Des chercheurs du MIT et de la société américaine Symbotic ont publié le 20 avril 2026 dans le Journal of Artificial Intelligence Research un système hybride capable de coordonner en temps réel des flottes de centaines de robots autonomes (AMR) dans des entrepôts e-commerce à grande échelle. La méthode repose sur un réseau de neurones entraîné par apprentissage par renforcement profond (deep RL), qui décide en continu lesquels des robots doivent être priorisés à chaque instant en fonction de la formation de congestions. Une fois cette décision prise, un algorithme de planification déterministe transmet les instructions aux robots pour qu'ils se reroutent avant d'atteindre un point de blocage. Dans des simulations inspirées de layouts réels d'entrepôts e-commerce, le système a atteint un gain de débit (throughput) d'environ 25 % par rapport aux méthodes de référence actuelles. Han Zheng, doctorant au Laboratory for Information and Decision Systems (LIDS) du MIT et auteur principal, précise que même une amélioration de 2 à 3 % du throughput représente un impact économique significatif à cette échelle.

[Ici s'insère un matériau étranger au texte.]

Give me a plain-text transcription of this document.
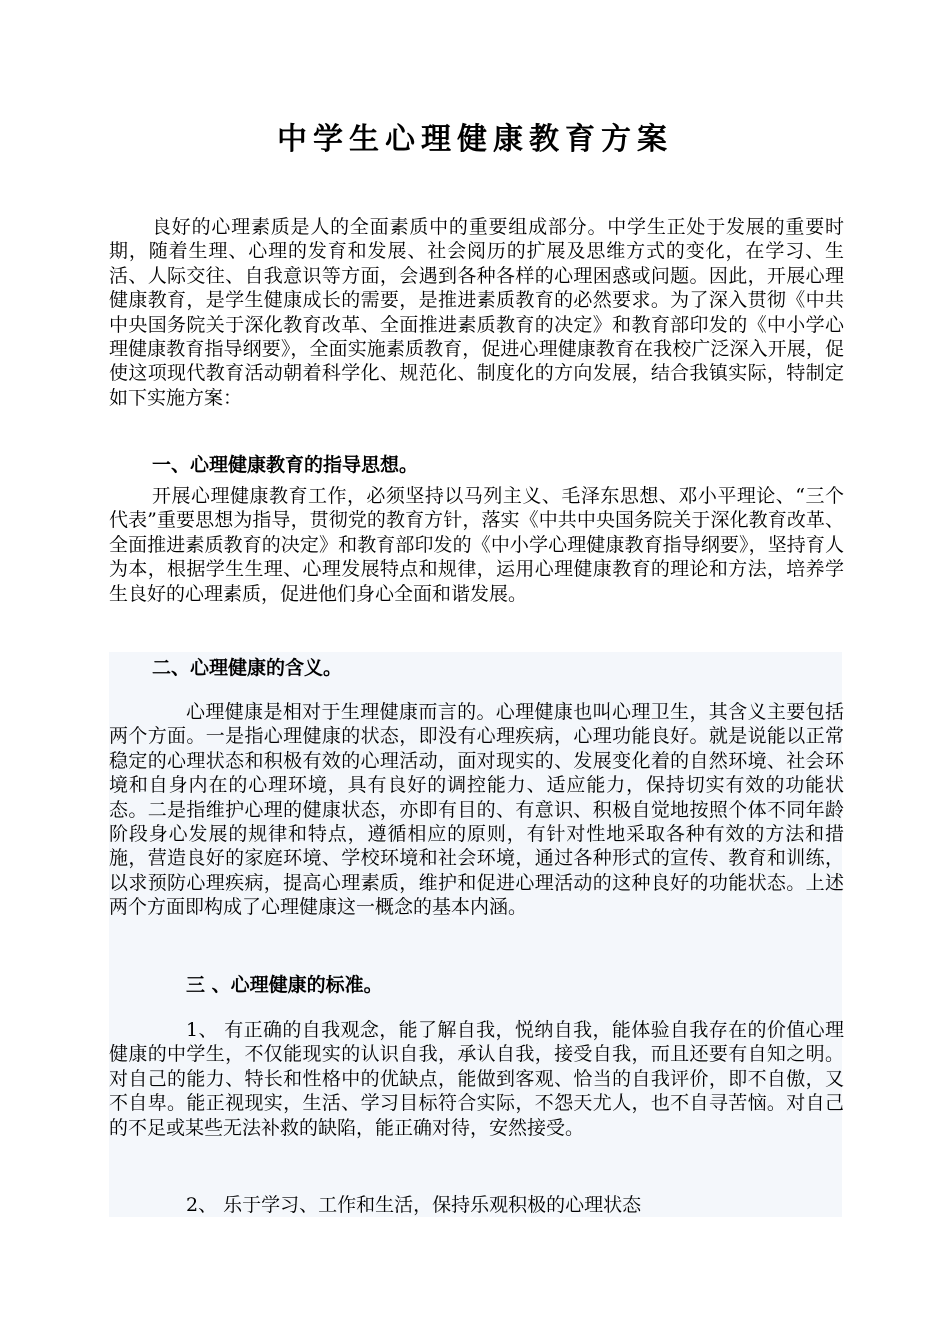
中学生心理健康教育方案
良好的心理素质是人的全面素质中的重要组成部分。中学生正处于发展的重要时期，随着生理、心理的发育和发展、社会阅历的扩展及思维方式的变化，在学习、生活、人际交往、自我意识等方面，会遇到各种各样的心理困惑或问题。因此，开展心理健康教育，是学生健康成长的需要，是推进素质教育的必然要求。为了深入贯彻《中共中央国务院关于深化教育改革、全面推进素质教育的决定》和教育部印发的《中小学心理健康教育指导纲要》，全面实施素质教育，促进心理健康教育在我校广泛深入开展，促使这项现代教育活动朝着科学化、规范化、制度化的方向发展，结合我镇实际，特制定如下实施方案：
一、心理健康教育的指导思想。
开展心理健康教育工作，必须坚持以马列主义、毛泽东思想、邓小平理论、“三个代表”重要思想为指导，贯彻党的教育方针，落实《中共中央国务院关于深化教育改革、全面推进素质教育的决定》和教育部印发的《中小学心理健康教育指导纲要》，坚持育人为本，根据学生生理、心理发展特点和规律，运用心理健康教育的理论和方法，培养学生良好的心理素质，促进他们身心全面和谐发展。
二、心理健康的含义。
心理健康是相对于生理健康而言的。心理健康也叫心理卫生，其含义主要包括两个方面。一是指心理健康的状态，即没有心理疾病，心理功能良好。就是说能以正常稳定的心理状态和积极有效的心理活动，面对现实的、发展变化着的自然环境、社会环境和自身内在的心理环境，具有良好的调控能力、适应能力，保持切实有效的功能状态。二是指维护心理的健康状态，亦即有目的、有意识、积极自觉地按照个体不同年龄阶段身心发展的规律和特点，遵循相应的原则，有针对性地采取各种有效的方法和措施，营造良好的家庭环境、学校环境和社会环境，通过各种形式的宣传、教育和训练，以求预防心理疾病，提高心理素质，维护和促进心理活动的这种良好的功能状态。上述两个方面即构成了心理健康这一概念的基本内涵。
三 、心理健康的标准。
1、 有正确的自我观念，能了解自我，悦纳自我，能体验自我存在的价值心理健康的中学生，不仅能现实的认识自我，承认自我，接受自我，而且还要有自知之明。对自己的能力、特长和性格中的优缺点，能做到客观、恰当的自我评价，即不自傲，又不自卑。能正视现实，生活、学习目标符合实际，不怨天尤人，也不自寻苦恼。对自己的不足或某些无法补救的缺陷，能正确对待，安然接受。
2、 乐于学习、工作和生活，保持乐观积极的心理状态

L'enjeu opérationnel est concret : dans un entrepôt dense, une collision ou un embouteillage mineur peut forcer l'arrêt complet du site pendant plusieurs heures pour intervention manuelle, un coût inacceptable pour les opérateurs logistiques. Ce que prouve ce travail, c'est que le deep RL peut dépasser les performances des algorithmes conçus par des experts humains sur un problème combinatoire dynamique, là où les heuristiques classiques peinent à s'adapter aux variations de charge ou de topologie. Le système démontre aussi une capacité de généralisation : entraîné sur certains layouts, il s'adapte à des configurations différentes (nombre de robots, géométrie de l'entrepôt) sans réentraînement complet. Pour les intégrateurs et les COO industriels, cela signifie qu'un modèle unique pourrait être déployé sur plusieurs sites sans re-paramétrage lourd, réduisant le coût de mise en oeuvre. Il faut toutefois noter que les résultats présentés restent à ce stade issus de simulations, et qu'aucun déploiement réel en production n'est encore documenté dans la publication.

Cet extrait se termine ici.